When I taught (in several) Christian schools, there would be comments from the admins and staff alike that would poo-poo the other Christian school in the area. Basically, gossip. ABC school handled such and such poorly, we would have handled it so much better. XYZ school allows such and such to go on, we would never allow that here. It all pretty much follows the pattern of "they are bad because, we are better because".  Building yourself up with examples that may or may not be true (or based on truth) and tearing another down. It's kind of a manipulative way to keep your staff and students right where you want them, all the while jacking up their tuition so much, it's almost (if not impossible) to send even one child, never mind more than one. But still looking down their noses at public school families and rolling eyes at home schoolers.

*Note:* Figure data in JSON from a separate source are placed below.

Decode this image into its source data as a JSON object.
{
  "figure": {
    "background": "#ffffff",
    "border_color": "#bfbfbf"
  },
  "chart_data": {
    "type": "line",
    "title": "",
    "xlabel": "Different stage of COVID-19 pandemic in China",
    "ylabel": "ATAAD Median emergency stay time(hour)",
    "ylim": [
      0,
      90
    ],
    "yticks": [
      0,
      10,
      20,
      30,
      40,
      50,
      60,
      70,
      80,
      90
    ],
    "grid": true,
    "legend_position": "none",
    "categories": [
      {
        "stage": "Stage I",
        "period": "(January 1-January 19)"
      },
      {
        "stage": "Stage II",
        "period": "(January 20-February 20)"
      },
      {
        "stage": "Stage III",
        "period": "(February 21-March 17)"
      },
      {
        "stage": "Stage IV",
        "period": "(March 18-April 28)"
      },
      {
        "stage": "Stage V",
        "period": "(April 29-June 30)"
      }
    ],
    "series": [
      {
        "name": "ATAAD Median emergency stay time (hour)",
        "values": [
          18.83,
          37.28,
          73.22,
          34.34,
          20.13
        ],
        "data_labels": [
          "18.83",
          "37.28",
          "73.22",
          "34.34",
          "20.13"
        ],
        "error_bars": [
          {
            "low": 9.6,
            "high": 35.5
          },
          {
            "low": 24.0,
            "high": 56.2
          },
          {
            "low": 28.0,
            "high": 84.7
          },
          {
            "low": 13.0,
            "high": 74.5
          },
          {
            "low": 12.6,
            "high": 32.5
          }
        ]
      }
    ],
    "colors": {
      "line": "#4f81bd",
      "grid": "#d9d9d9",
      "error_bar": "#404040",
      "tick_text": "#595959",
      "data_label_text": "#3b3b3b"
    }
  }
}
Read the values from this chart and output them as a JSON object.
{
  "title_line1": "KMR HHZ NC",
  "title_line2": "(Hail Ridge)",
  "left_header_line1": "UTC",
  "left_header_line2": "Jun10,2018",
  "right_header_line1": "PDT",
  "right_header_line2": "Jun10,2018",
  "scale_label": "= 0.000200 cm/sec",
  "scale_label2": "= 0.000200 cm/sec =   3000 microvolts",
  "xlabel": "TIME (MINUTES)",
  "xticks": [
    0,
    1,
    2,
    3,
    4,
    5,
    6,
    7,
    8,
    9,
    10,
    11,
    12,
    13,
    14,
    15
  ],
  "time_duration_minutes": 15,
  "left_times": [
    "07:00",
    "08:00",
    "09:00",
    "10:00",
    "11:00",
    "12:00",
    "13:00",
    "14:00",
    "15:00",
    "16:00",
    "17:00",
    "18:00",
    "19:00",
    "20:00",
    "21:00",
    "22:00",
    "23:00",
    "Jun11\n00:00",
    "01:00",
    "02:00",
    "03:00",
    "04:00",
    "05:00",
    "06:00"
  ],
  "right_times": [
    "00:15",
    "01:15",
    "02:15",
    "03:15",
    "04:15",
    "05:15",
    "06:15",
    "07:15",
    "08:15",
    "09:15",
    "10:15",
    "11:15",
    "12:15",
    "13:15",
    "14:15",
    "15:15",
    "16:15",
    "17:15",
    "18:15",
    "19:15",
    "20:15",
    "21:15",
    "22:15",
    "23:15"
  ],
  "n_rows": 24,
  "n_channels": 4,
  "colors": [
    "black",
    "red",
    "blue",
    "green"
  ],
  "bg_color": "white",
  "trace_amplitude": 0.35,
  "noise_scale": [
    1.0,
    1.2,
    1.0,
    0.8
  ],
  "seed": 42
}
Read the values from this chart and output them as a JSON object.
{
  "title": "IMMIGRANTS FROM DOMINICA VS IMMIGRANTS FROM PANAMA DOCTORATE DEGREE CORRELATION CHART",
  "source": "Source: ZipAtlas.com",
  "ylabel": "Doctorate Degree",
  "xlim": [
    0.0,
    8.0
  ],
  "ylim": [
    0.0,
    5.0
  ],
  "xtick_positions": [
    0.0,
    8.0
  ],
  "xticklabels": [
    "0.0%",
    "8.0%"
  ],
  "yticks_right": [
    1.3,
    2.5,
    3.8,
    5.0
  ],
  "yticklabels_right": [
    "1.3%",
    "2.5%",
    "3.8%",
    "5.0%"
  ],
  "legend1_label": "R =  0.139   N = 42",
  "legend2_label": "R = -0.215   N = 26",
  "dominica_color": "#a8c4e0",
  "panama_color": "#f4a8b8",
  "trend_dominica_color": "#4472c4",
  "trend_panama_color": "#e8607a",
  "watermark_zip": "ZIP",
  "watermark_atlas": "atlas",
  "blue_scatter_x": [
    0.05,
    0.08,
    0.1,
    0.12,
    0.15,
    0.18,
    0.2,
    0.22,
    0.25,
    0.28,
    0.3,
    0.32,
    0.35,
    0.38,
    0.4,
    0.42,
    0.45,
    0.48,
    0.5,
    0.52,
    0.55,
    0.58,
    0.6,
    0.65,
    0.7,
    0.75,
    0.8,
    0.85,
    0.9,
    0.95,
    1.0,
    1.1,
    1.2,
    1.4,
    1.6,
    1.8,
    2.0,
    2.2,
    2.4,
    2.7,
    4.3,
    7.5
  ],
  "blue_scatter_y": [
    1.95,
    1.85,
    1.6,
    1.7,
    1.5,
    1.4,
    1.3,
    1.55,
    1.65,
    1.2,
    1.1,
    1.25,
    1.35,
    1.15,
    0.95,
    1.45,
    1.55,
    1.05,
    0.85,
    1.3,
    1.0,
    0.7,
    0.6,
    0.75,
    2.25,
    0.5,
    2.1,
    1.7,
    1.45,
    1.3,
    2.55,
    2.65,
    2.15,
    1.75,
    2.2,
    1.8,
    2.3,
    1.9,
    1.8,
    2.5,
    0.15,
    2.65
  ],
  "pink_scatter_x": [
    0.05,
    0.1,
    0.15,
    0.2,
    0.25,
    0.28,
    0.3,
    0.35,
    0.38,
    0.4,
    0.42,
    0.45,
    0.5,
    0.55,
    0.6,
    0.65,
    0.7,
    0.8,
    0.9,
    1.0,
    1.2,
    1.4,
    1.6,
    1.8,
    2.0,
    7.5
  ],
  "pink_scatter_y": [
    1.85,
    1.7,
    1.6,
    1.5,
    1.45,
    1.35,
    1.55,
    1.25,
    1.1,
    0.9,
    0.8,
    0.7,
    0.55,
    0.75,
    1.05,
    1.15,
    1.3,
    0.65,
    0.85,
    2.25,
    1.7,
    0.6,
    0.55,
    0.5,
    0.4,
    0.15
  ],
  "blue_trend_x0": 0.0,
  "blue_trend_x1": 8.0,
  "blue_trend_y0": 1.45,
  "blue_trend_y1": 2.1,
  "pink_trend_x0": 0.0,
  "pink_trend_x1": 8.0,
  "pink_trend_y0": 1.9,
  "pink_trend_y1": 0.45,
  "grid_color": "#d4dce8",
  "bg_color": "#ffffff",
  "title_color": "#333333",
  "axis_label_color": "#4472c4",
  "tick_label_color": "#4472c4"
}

I'm pretty tired of the whole scene. There are fabulous teachers in the public school system, just like there are fabulous teachers at the little Christian school down the road, and fabulous mothers teaching their own children. And, news flash, there are horror stories coming out of all three. The public school system is not the enemy. It makes a convenient target, because it's big and vague. And just because you assign too much home work, make your students wear uniforms, and have Christian in your title doesn't make you 'better'. And there are home schooling families that need to put aside their fear and the lies they have swallowed for years and admit they are in over their heads. The bottom line should be your children's education. My oldest has learned more this year in public school. than she has the last 3 years I have taught her. It's been the best thing for her. I can 'just' be her mom, and it's taken a lot of pressure off of me.

It kills me when I hear people say, "I got to hear my child sing praise songs while cleaning their room. Ah, the benefits of home schooling." Or, "I just got to see my child read a chapter out of the Bible. Ah, the benefits of home schooling." Really? Some how my children will never read the Bible or sing praise songs because they are in public school? They will never play nicely with their sisters or practice the piano or go to AWANAs because they are in school? Just because it happens at 10:30 in the morning at your house, doesn't mean it can't happen after 3:30 in the afternoon at my house.

However you choose to educate your child is your business.

  But there is not ONE way to do it. And there is not merely ONE way for each family. Kids are different, their needs are different, and situations change. And being fluid isn't being weak. It's being open minded and honest and putting your kids first.

And isn't that what parenting is all about?